In my post I provided them with the necessary links, as well as full details about which events it related to (I just started from the top and listed the first ten - all of which ended up at one of the above).
They replied fairly promptly, asking for links and more info - so this time I took the first fifteen unique events (i.e. ignoring repetitions), which all yielded broken links, plus I pointed out I initially did provide the info they looked for,
Needless to say, I never received any reply, and the links are still broken. Maybe my suggestion that the website maintainers and the Event Viewer writers get together to sort out the problem did not go down too well.
The funny bit is also that the option to "Search TechNet with Bing" yields very little results, whereas using Google or Bing (ouch!) can return thousands of hits, including many more from TechNet than reported by "Search TechNet with Bing".
For instance, Event 7001 (e) has the following result:
Event Viewer Online Help - No information
Search Technet with Bing - 50
Bing - 288000
Google - 186000
Quite a large discrepancy, I would say.
Edit: I tried to edit the two lines about the results, in order to line up the columns, but it gets ignored, so I changed it to make it more readable (hopefully!).

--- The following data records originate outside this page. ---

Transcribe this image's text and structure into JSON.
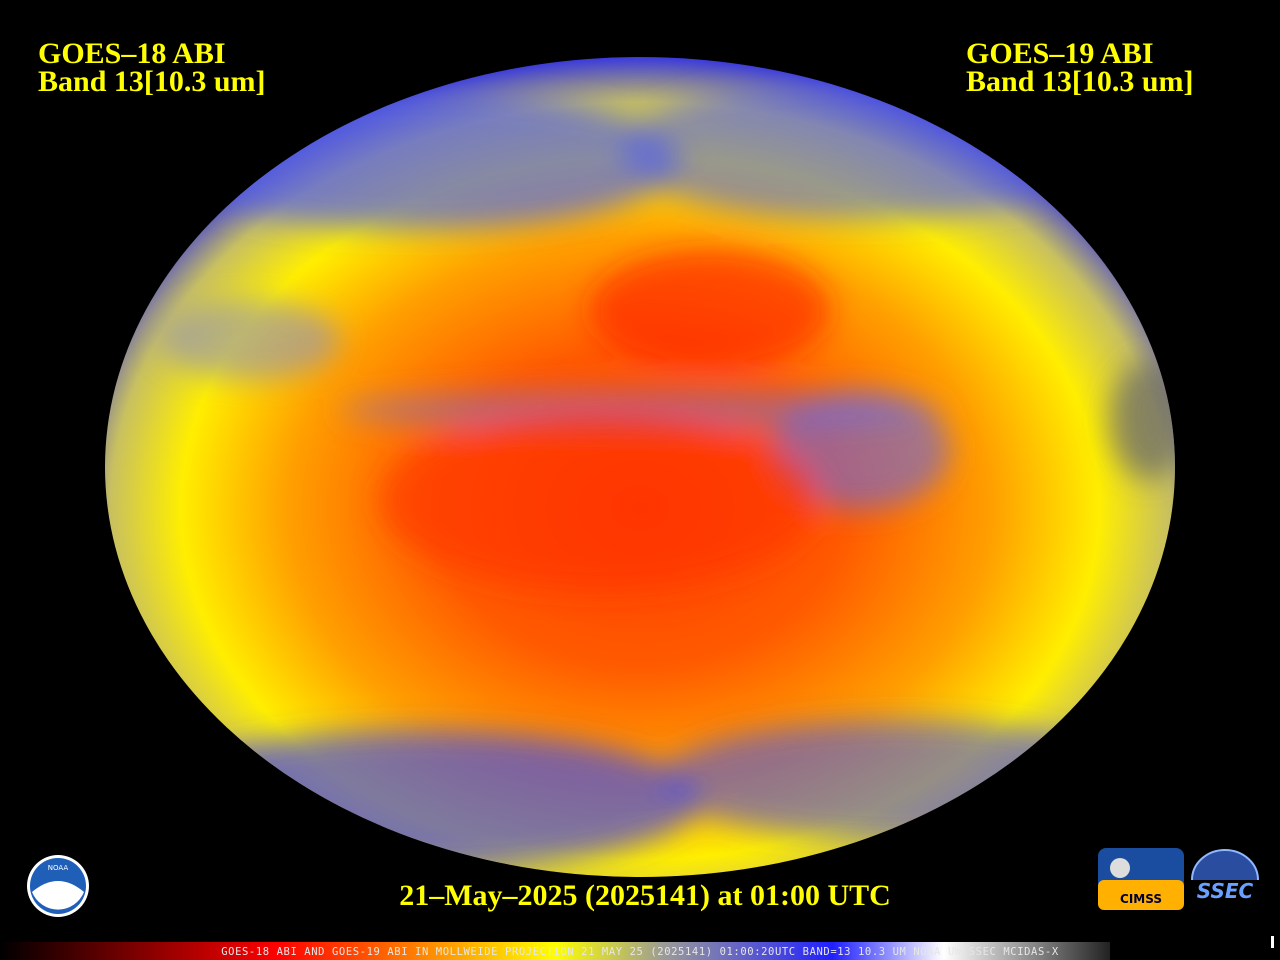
{
  "header": {
    "left": {
      "satellite": "GOES–18 ABI",
      "band": "Band 13[10.3 um]"
    },
    "right": {
      "satellite": "GOES–19 ABI",
      "band": "Band 13[10.3 um]"
    }
  },
  "timestamp": "21–May–2025 (2025141) at 01:00 UTC",
  "footer": "GOES-18 ABI AND GOES-19 ABI IN MOLLWEIDE PROJECTION 21 MAY 25 (2025141) 01:00:20UTC BAND=13 10.3 UM NOAA UW-SSEC MCIDAS-X",
  "logos": {
    "noaa": "NOAA",
    "cimss": "CIMSS",
    "ssec": "SSEC"
  }
}
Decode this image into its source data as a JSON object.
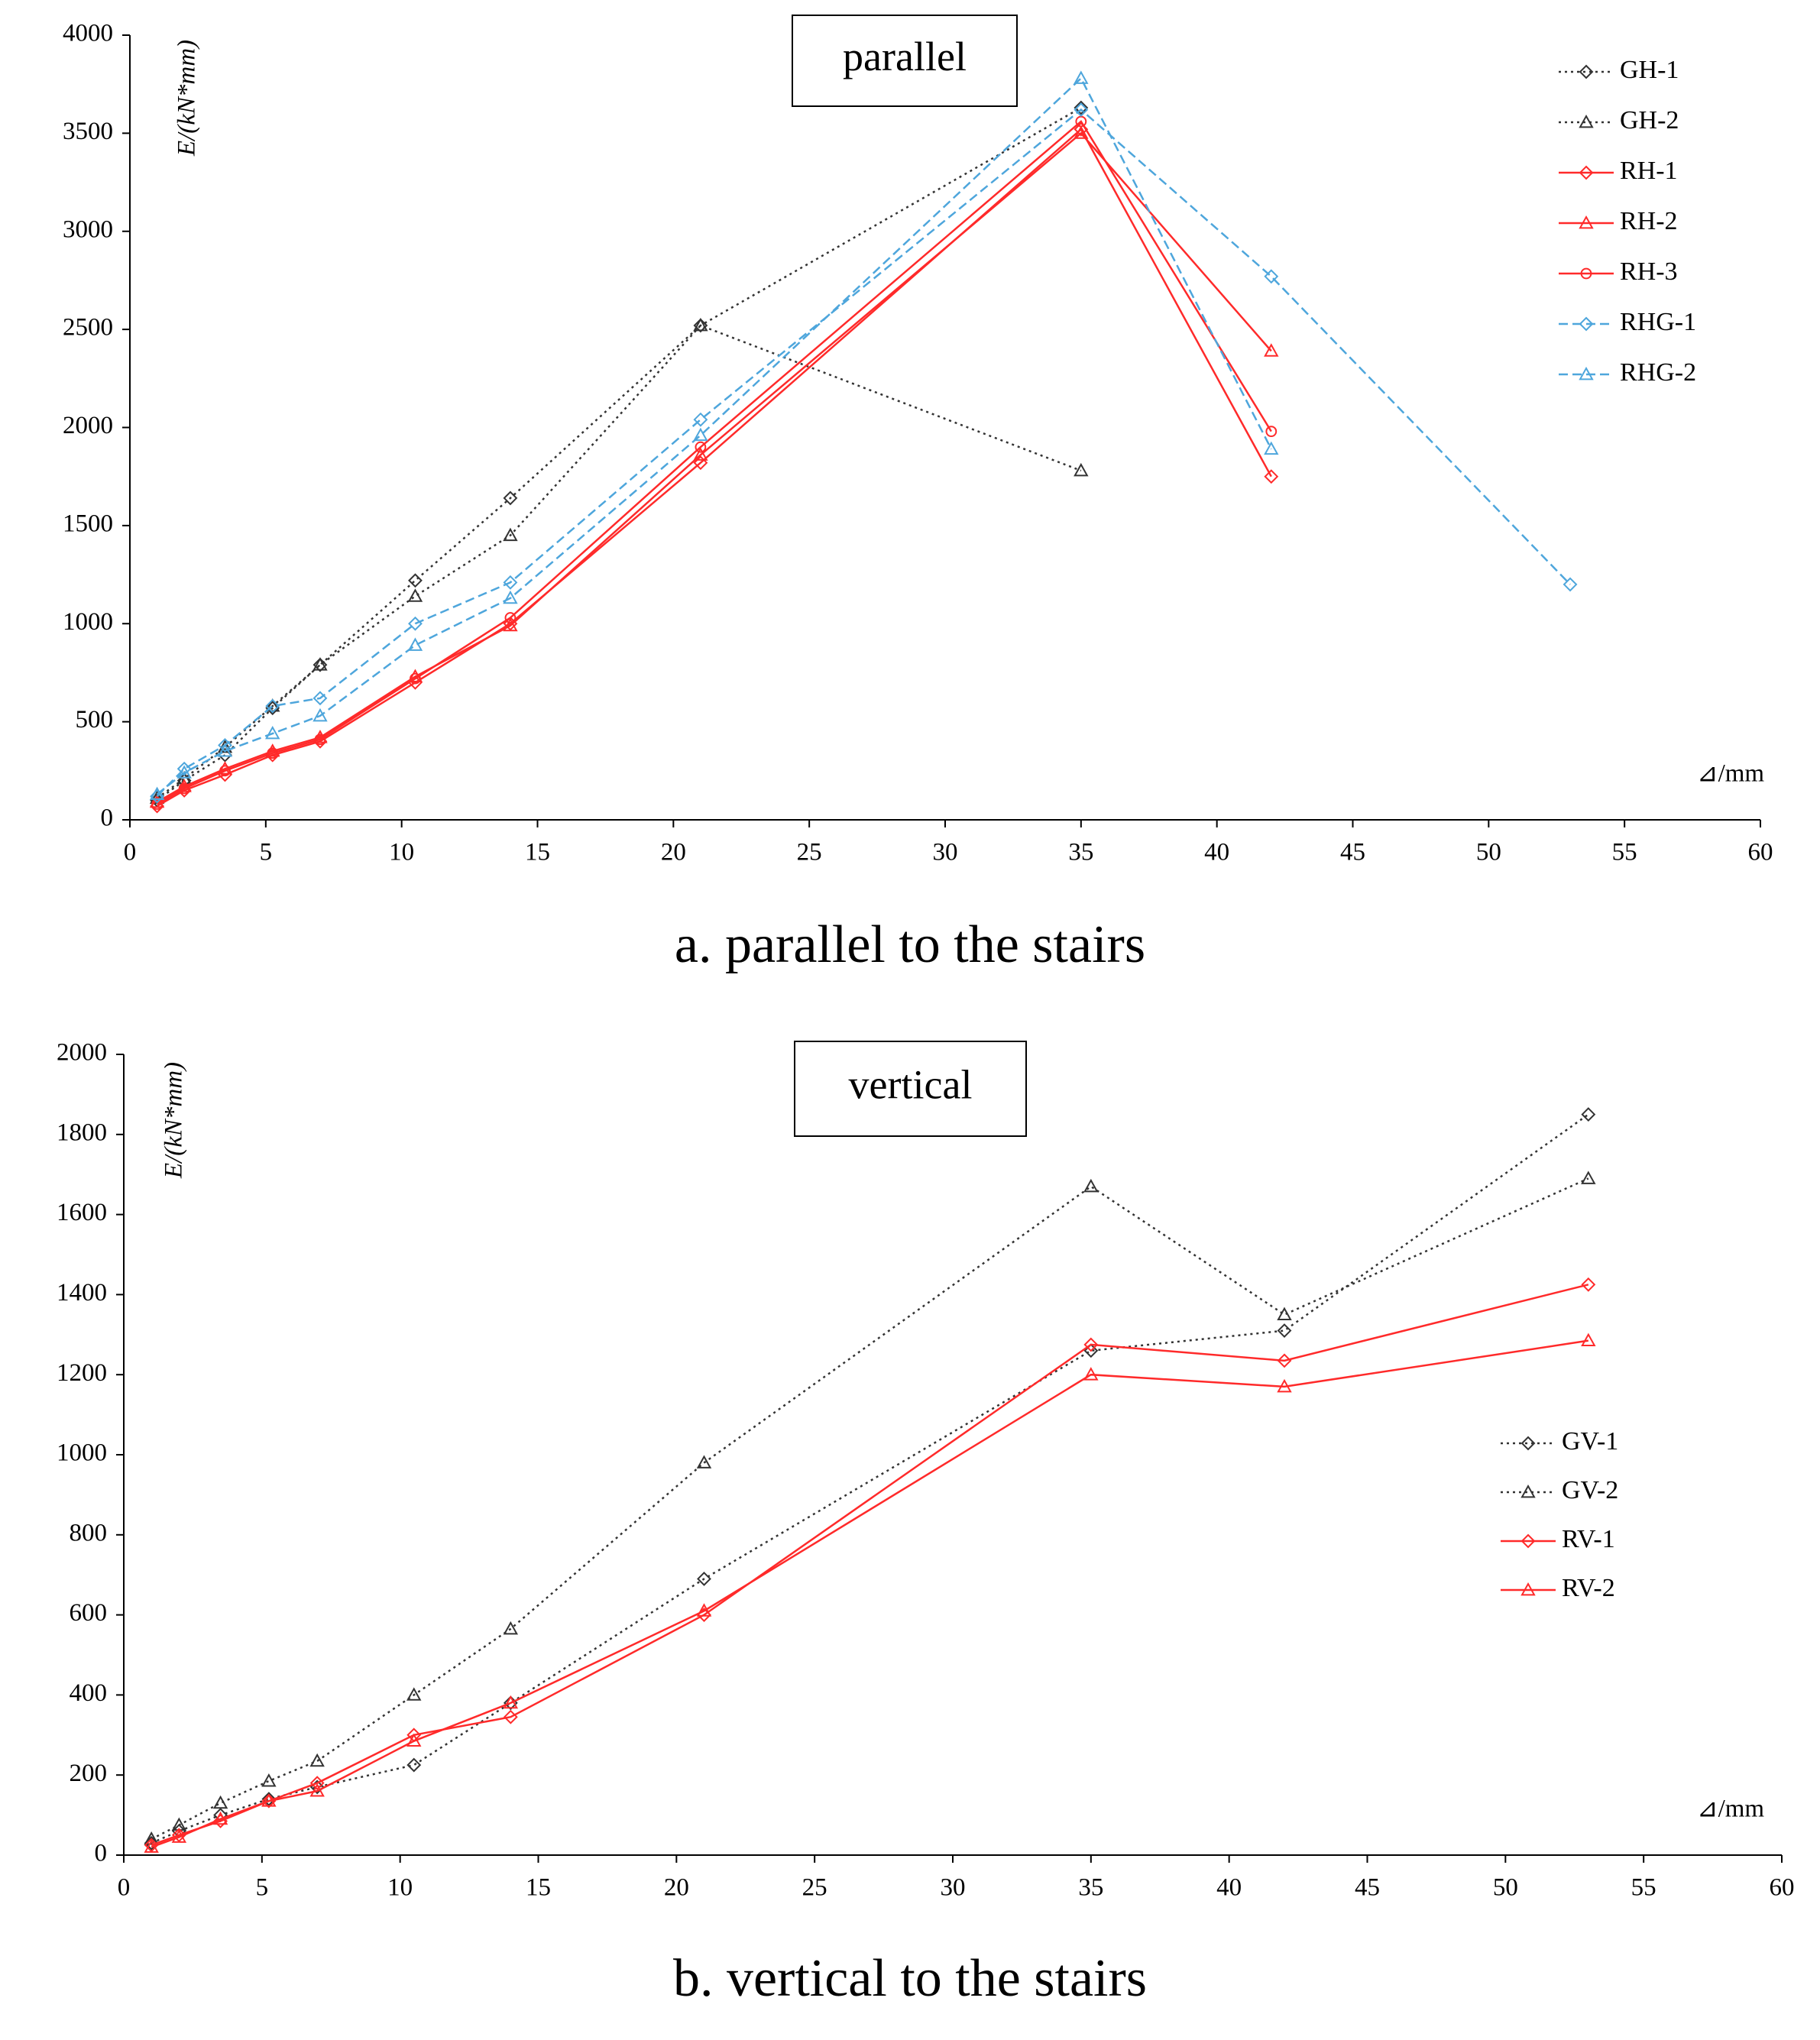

Is that if they'd conducted this study by collecting and analysing a big data set then their conclusion would have been:
'we can't be sure what the data says, whether what it says is true or if we're even reading it the right way up but what we can conclude for certain is that we need more data to draw reliable conclusions'
Using the distinctly Web 0.01 approach of actually looking to see what's going on feels like foul play.